Ronnie Darlington agrees. Her 22-year-old son Keith was admitted to a Department of Mental Health hospital for paranoid schizophrenia in January of 1995 and released in April. In June 1995 he committed suicide. Keith was a Medicaid patient, and Medicaid at the time was administered by a managed care company, Mental Health Management of America. Any release decision would have come from a gatekeeper at the company, based on a clinical report from the hospital.

Ronnie Darlington thinks her son's release came too soon. "I look back now," says Darlington, "and I think, it was too fast to be diagnosed, too fast to accept [and] too fast out of the hospital.

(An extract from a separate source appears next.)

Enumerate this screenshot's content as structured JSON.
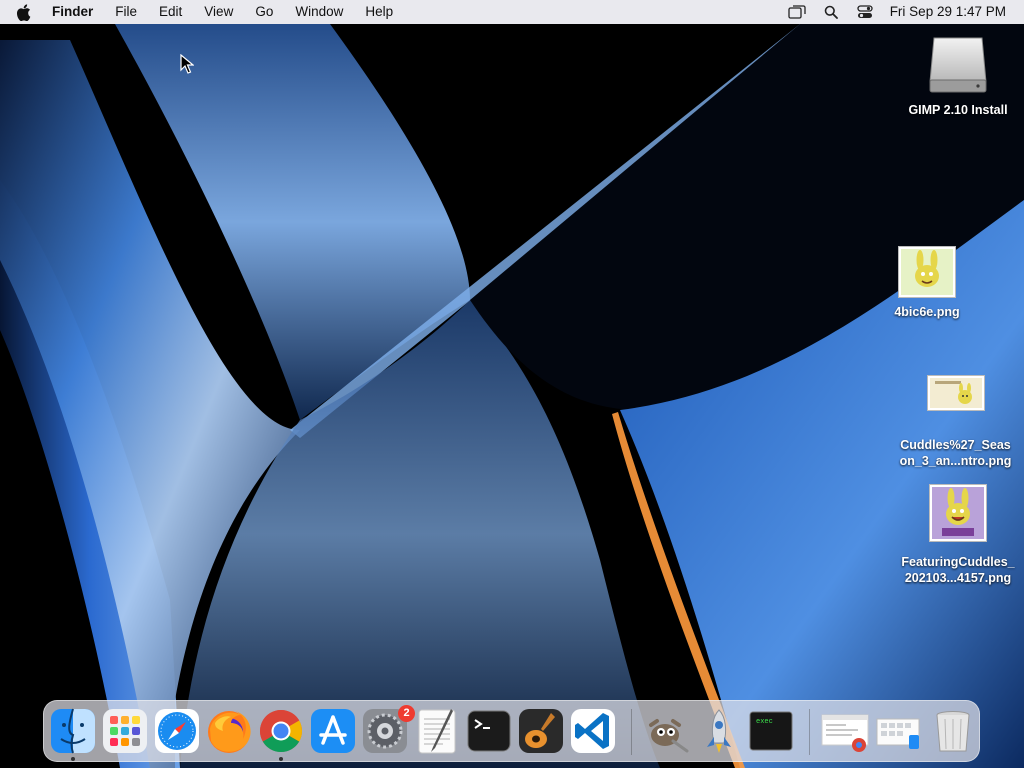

"His psychiatrist was destroyed when they discharged him," says Ronnie, "but they [psychiatrists] are just cogs in the wheel. It's the change-purse holder who's running the wheel. The psychiatrists are being told, `Now listen. Let's get this person going here.' "

OVER THE last six years, the average hospitalization at McLean, a Harvard-affiliated mental hospital, has dropped from 70 days to 13. For Medicaid patients, the average hospitalization for September of 1996 was 7.8 days. Yet most drugs take three to four weeks to stabilize people.

Few would argue that long hospital stays are inherently good, or that pure talk therapy is more effective than some of the new medications. The question is, has the pendulum swung too far?

PRACTITIONERS I'VE spoken to say that in a decade, or two at the most, psychiatry as we know it will be extinct.

The ranks of traditional practitioners are dwindling, and managed care has changed the focus of psychiatric training from individual evolution to quick fixes. "The residents know psychotherapy intellectually but hardly ever see a patient for more than a year," says Cecilia Mikalac, a psychiatrist who leads an annual seminar at UMass Medical School.

Sam Holden puts it a different way: "It's as if a surgeon-in-training saw part of the surgery -- opening up the patient, seeing the tumor -- but left before learning how to take it out," he says. "Would you want that surgeon to operate on you?"

We are living through a paradigm shift in our understanding of human beings and how they work, perhaps as great -- and as disorienting -- as the publication of Darwin's Origin of Species. If Darwin's theory of evolution made us feel less divine, perhaps the new drugs, the reduction of the brain to a series of chemical functions, make us feel less human.

Few would choose to go back to the days before Clozaril, when an anti-schizophrenic drug gave patients tics and contortions and Parkinson's-like shaking. But what if the patient had the benefit of the powerful new drugs, complemented by the skilled and artful practice of traditional psychotherapy? Thanks to the collision of managed care and psychiatry-by-prescription, we may never know.